Time: 2:10-3:30pm Pacific

Location: 597 Evans

Richard Sweeney (10/06/21)

Boston College


“Winds of Change: Technical Progress and Learning in Wind Power” (with Thom Covert)

Abstract: We study the impact of learning-by-doing and product innovation on the path of technical progress in wind turbine manufacturing. To measure changes in wind turbine cost over time, we leverage a simple but physically realistic model of how observable wind turbine characteristics, like rotor size, relate to power production and manufacturing material needs.  We embed this into a model of wind turbine demand, and estimate it using 20 years of global data on wind farm characteristics, including wind speeds, power prices, and the turbines they installed.  Our cost estimates negatively correlate both with manufacturer experience, and with measures of manufacturing innovation, like the delivery of newer and larger turbines.  These results are consistent with a theory that LBD and innovation explain much of the observed decline in wind turbine prices over the last 20 years.

Time: 12-1:30pm Pacific

Location: Zoom

David Lobell (04/22/20)

David Lobell

Stanford University


“Are satellite data ready for agricultural economists? ”

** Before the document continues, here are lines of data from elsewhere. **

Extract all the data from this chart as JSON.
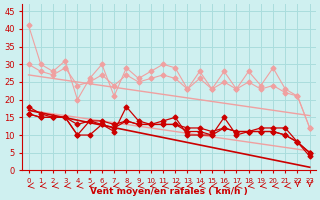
{
  "x": [
    0,
    1,
    2,
    3,
    4,
    5,
    6,
    7,
    8,
    9,
    10,
    11,
    12,
    13,
    14,
    15,
    16,
    17,
    18,
    19,
    20,
    21,
    22,
    23
  ],
  "line_light1": [
    41,
    30,
    28,
    31,
    20,
    26,
    30,
    21,
    29,
    26,
    28,
    30,
    29,
    23,
    28,
    23,
    28,
    23,
    28,
    24,
    29,
    23,
    21,
    12
  ],
  "line_light2": [
    30,
    28,
    27,
    29,
    24,
    25,
    27,
    24,
    27,
    25,
    26,
    27,
    26,
    23,
    26,
    23,
    25,
    23,
    25,
    23,
    24,
    22,
    21,
    12
  ],
  "line_light3_slope": [
    27,
    26.5,
    26,
    25.5,
    25,
    24.5,
    24,
    23.5,
    23,
    22.5,
    22,
    21.5,
    21,
    20.5,
    20,
    19.5,
    19,
    18.5,
    18,
    17.5,
    17,
    16.5,
    16,
    15.5
  ],
  "line_light4_slope": [
    17,
    16.5,
    16,
    15.5,
    15,
    14.5,
    14,
    13.5,
    13,
    12.5,
    12,
    11.5,
    11,
    10.5,
    10,
    9.5,
    9,
    8.5,
    8,
    7.5,
    7,
    6.5,
    6,
    5.5
  ],
  "line_dark1": [
    18,
    16,
    15,
    15,
    10,
    10,
    13,
    11,
    18,
    14,
    13,
    14,
    15,
    10,
    10,
    10,
    15,
    10,
    11,
    12,
    12,
    12,
    8,
    4
  ],
  "line_dark2": [
    16,
    15,
    15,
    15,
    10,
    14,
    13,
    12,
    14,
    13,
    13,
    13,
    13,
    11,
    11,
    10,
    12,
    11,
    11,
    11,
    11,
    10,
    8,
    5
  ],
  "line_dark3": [
    16,
    15,
    15,
    15,
    13,
    14,
    14,
    13,
    14,
    13,
    13,
    13,
    13,
    12,
    12,
    11,
    12,
    11,
    11,
    11,
    11,
    10,
    8,
    5
  ],
  "line_dark4_slope": [
    17,
    16.3,
    15.6,
    14.9,
    14.2,
    13.5,
    12.8,
    12.1,
    11.4,
    10.7,
    10.0,
    9.3,
    8.6,
    7.9,
    7.2,
    6.5,
    5.8,
    5.1,
    4.4,
    3.7,
    3.0,
    2.3,
    1.6,
    0.9
  ],
  "background_color": "#cff0f0",
  "grid_color": "#aadddd",
  "light_line_color": "#f0a0a0",
  "dark_line_color": "#cc0000",
  "arrow_color": "#cc0000",
  "xlabel": "Vent moyen/en rafales ( km/h )",
  "xlabel_color": "#cc0000",
  "tick_color": "#cc0000",
  "ylim": [
    0,
    47
  ],
  "xlim": [
    0,
    23
  ],
  "yticks": [
    0,
    5,
    10,
    15,
    20,
    25,
    30,
    35,
    40,
    45
  ]
}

Abstract: Satellites have been observing the Earth for many decades, with monitoring of agriculture a key application since the beginning. Yet the generation of quantitative datasets has been lacking, hampering the ability of econometricians to achieve their divine purpose of causal inference, especially in developing countries where existing agricultural datasets are limited. Recent advances both in sensors and algorithms have been improving the scope for tracking key agricultural outcomes. This talk will review these advances, with particular emphasis on (i) how yield estimates from satellite compare to traditional ground measures, and (ii) examples of how these estimates can be applied to quantify associations and assess causality in both developed and developing country settings. It will also review remaining obstacles to make satellite-based datsasets truly mainstream for use by econometricians.

Sam Kortum (04/24/20)

Sam Kortum

Yale University

“Optimal Unilateral Carbon Policy”

Abstract: We consider climate policy by one country in a world with international trade in energy and in manufactured goods produced with energy and labor. Assuming that the country’s trading partner is passive, we derive an optimal unilateral policy to confront the global externality from manufacturing’s combustion of carbon-based energy. Our solution strategy combines techniques from Markusen (1975) and from Costinot, Donaldson, Vogel, and Werning (2015). We interpret the optimal policy as a particular set of taxes and subsidies. The key features are: (i) the country institutes a carbon tax equal to its damages from emissions, raising the cost of energy for its manufacturers relative to the price received by its energy extractors; (ii) this Pigouvian tax is the sum of an extraction tax and a production tax on the use of energy, with a border adjustment on imports equal to the production tax; (iii) the mix between the extraction and production tax is optimized to reduce carbon leakage and to improve the country’s terms of trade; (iv) the border adjustment on the energy content of imported manufactured goods leaves the country’s consumption decisions undistorted; (v) energy taxes are not removed at the border for exports, but instead the country subsidizes exports of goods in which its comparative advantage is weak while taxing those where its comparative advantage is strong; (vi) the country expands exports of manufactures on the extensive margin, potentially even exporting goods that it also imports. Features (i)-(iii) of this optimal policy are reminiscent of Markusen, in a model with trade only in energy. Features (iv)-(v) are reminiscent of Costinot et al., in a model with no externalities. A novel property, captured in (vi), is how the country can exploit international trade in manufactured goods to expand the reach of its climate policy. Through its tax policy the country indirectly controls how energy is used in producing both its imports and its exports.

This seminar will be online. Zoom details will be provided a couple of days prior.